A livre e constante circulação de ar nos espaços criados entre os caixilhos e os brises dissipa a carga térmica excedente e preserva o conforto dos ambientes internos.
Em Natal, região quente e úmida, os ventos sudoeste, dominantes e quase constantes, variam entre 2,2m/s a 5,0m/s (de abril a setembro) e de 5,0m/s a 5,2m/s (de outubro a março).
Contando com essa boa e constante ventilação (principalmente entre os meses das médias de temperaturas mais elevadas), propomos venezianas ao longo de todo o encabeçamento da caixilharia, assim como extratores de ar na cobertura sobre os jardins internos. essas aberturas, garantindo o expurgo do ar saturado, concluem um sistema eficiente de proteção térmica sem prescindir da transparência do vidro.
A livre circulação de ar, a luminosidade natural (sem a incidência direta do sol), e a transparência proporcionada, possibilitam condições de conforto com consumo mínimo de energia elétrica. o emprego de equipamentos artificiais de iluminação e de condicionamento (ar condicionado), utilizados dentro de suas necessidades mínimas e imprescindíveis, reduz e aproxima os limites entre o espaço interno (desenhado e construído) e o externo (ambiente natural).
Estruturas
No subsolo, propõe-se um sistema modular de pilares em concreto armado com lajes nervuradas moldadas “in loco”, compondo um tabuleiro de altura única.

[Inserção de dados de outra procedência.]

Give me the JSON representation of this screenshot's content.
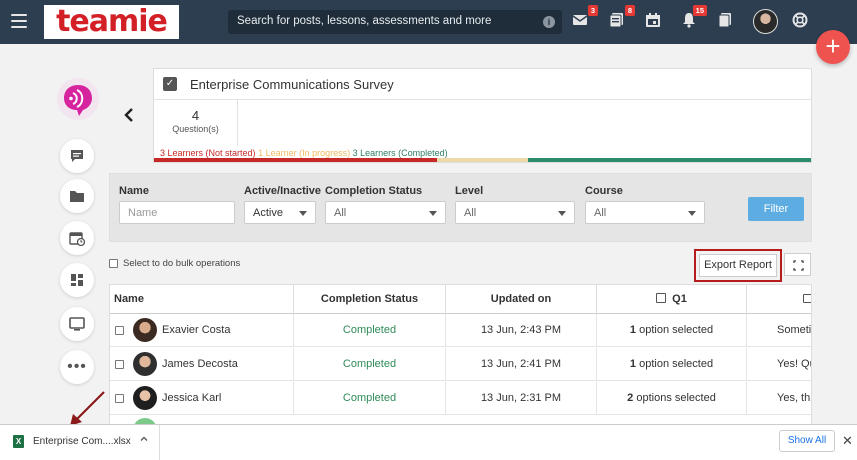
{
  "header": {
    "logo_text": "teamie",
    "search_placeholder": "Search for posts, lessons, assessments and more",
    "badges": {
      "messages": "3",
      "posts": "8",
      "notifications": "15"
    }
  },
  "page": {
    "back_label": "‹"
  },
  "survey": {
    "title": "Enterprise Communications Survey",
    "question_count": "4",
    "question_label": "Question(s)",
    "status_not_started": "3 Learners (Not started)",
    "status_in_progress": "1 Learner (In progress)",
    "status_completed": "3 Learners (Completed)",
    "progress_fractions": {
      "not_started": 0.43,
      "in_progress": 0.14,
      "completed": 0.43
    },
    "colors": {
      "not_started": "#c62828",
      "in_progress": "#f0d9a8",
      "completed": "#2e8b6e"
    }
  },
  "filters": {
    "name_label": "Name",
    "name_placeholder": "Name",
    "active_label": "Active/Inactive",
    "active_value": "Active",
    "completion_label": "Completion Status",
    "completion_value": "All",
    "level_label": "Level",
    "level_value": "All",
    "course_label": "Course",
    "course_value": "All",
    "filter_button": "Filter"
  },
  "bulk": {
    "label": "Select to do bulk operations"
  },
  "export": {
    "label": "Export Report"
  },
  "table": {
    "headers": {
      "name": "Name",
      "completion": "Completion Status",
      "updated": "Updated on",
      "q1": "Q1"
    },
    "rows": [
      {
        "name": "Exavier Costa",
        "status": "Completed",
        "updated": "13 Jun, 2:43 PM",
        "q1_count": "1",
        "q1_text": "option selected",
        "q2": "Sometin"
      },
      {
        "name": "James Decosta",
        "status": "Completed",
        "updated": "13 Jun, 2:41 PM",
        "q1_count": "1",
        "q1_text": "option selected",
        "q2": "Yes! Qu"
      },
      {
        "name": "Jessica Karl",
        "status": "Completed",
        "updated": "13 Jun, 2:31 PM",
        "q1_count": "2",
        "q1_text": "options selected",
        "q2": "Yes, th"
      }
    ]
  },
  "download": {
    "file_name": "Enterprise Com....xlsx",
    "show_all": "Show All"
  }
}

Os pilares perimetrais do complexo são metálicos de seção circular em chapa de aço soldado. além da cobertura metálica treliçada que recobre toda a rua interna, esses pilares suportam as lajes nervuradas dos foyers dos teatros e do centro de multimídia. a eles, também, são fixados ao longo de todas as fachadas, os sistemas de caixilhos em alumínio e vidro e de brises em aço inox.
As caixas de platéia e cena dos teatros são em concreto armado. as estruturas de suas coberturas se compõem por treliças metálicas recobertas por telha metálica dupla com poliuretano interno.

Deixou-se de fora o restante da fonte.